Should Everyone Learn to Code?
Since the beginning of the Computer Age, there has been this persistent fear that one day, computers will become smarter than we are. In the most pessimistic scenarios this means nothing less than the complete annihilation of the human race. We fear an artificial intelligence that can think and feel like a human can. This fear may be misplaced; we are generations away from this type of computer intelligence. But perhaps we are asking all of the wrong questions. Instead of wondering if this could happen, we should ask ourselves why this possibility scares us.
As technology becomes more and more complex, the average user understands it less and less. This forms a knowledge chasm that appears impassable. It may also explain why Steve Jobs was idolized by so many; like Prometheus, Jobs delivered the fire of the gods (iPhone, iPad, iPod) to mere mortals. He bridged the impassable chasm by making products that appeared simple and intuitive enough to understand. Only, Jobs’s bridge was constructed of paper and glue. He hid the complexities of his products behind a veneer of simple design and total functionality. He made us believe that we, the average user, could understand and control our computers.

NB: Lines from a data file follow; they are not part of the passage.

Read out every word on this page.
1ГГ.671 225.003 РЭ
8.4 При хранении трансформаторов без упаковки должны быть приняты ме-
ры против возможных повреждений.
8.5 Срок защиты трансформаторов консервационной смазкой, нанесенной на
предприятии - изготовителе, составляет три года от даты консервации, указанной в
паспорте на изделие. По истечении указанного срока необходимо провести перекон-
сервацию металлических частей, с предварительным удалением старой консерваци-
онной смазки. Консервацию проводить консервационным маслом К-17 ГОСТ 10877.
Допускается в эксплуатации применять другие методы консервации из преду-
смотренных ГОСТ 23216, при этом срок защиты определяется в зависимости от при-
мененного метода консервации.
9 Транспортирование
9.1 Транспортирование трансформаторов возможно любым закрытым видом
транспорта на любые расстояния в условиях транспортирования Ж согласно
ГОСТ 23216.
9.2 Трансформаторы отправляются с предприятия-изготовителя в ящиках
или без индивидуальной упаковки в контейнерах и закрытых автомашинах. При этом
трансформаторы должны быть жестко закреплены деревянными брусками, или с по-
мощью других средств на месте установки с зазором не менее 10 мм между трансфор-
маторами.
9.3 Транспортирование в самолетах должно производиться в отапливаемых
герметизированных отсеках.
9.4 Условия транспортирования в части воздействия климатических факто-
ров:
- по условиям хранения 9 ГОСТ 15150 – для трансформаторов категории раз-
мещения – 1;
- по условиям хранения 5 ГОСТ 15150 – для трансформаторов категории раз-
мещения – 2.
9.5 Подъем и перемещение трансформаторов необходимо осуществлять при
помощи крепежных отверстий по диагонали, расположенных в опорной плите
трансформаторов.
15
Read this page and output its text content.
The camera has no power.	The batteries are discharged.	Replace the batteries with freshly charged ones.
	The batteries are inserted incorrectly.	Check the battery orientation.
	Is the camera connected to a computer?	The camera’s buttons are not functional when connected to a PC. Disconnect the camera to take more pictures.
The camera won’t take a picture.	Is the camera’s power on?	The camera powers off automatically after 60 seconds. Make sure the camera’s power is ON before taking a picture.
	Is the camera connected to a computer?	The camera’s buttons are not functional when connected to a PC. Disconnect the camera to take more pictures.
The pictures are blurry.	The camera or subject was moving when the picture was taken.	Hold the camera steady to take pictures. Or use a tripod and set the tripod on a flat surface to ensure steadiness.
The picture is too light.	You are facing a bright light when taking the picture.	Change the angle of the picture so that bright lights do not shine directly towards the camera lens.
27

Of course, we can understand and control our computers. Computers are dumb, requiring the commands of a programmer in order to operate. Do you know the language of your computer? Is it irresponsible not to know?
The Importance of Code
Peel back a website to its source code and you will see a string of letters, numbers, and symbols, the architecture of the Internet. This is code. The Internet, smartphones, computers, video game consoles, this website – all governed by the digital languages we call code. Look at the image below. On the left is this website. On the right is the same page of the website broken down into the code that defines it.
Code underwrites the “magic” of modern electronics. There is nothing special or remarkable about your smartphone or your laptop computer. Each requires an input from the user before producing the right output. A computer requires the user to tell it what to do. Programmers make this easy for us; they write the codes that tell our computers what to do. When we click a button and are taken to the right screen, we have the programmer to thank. The programmer writes elegant code that tells the computer what to do so that we don’t have to.
Should We All Learn Code?
Recently, company FreeCause asked all of its employees to learn how to code. CEO Michael Jaconi explained the decision this way: “[Coding] would arm our employees with a new skill set, bring our technical and non-technical teams closer together, and provide the entire company with a deeper understanding and appreciation of what we do.” To put it simply, learning code would mean that all FreeCause employees spoke the same language.
In our technologically reliant society, is it irresponsible to remain ignorant of code? I argue yes. We should not remain content to allow so-called experts set the parameters for our Internet use. While we need not become experts ourselves, we must understand the languages of the digital age in order to participate in this ongoing dialogue about privacy, use, and protection. To remain ignorant of code is to silence our voices in conversation that directly impacts our lives.
The language of programming is not inaccessible. Take a course online. Join Codecademy. Watch a video on YouTube. Take a book out from your local library. Your options are limitless, your excuses negligible. It’s more important than ever to have at least a basic understanding of code. Start now.
AXIOM #5: As technology becomes more and more complex, the average user understands it less and less.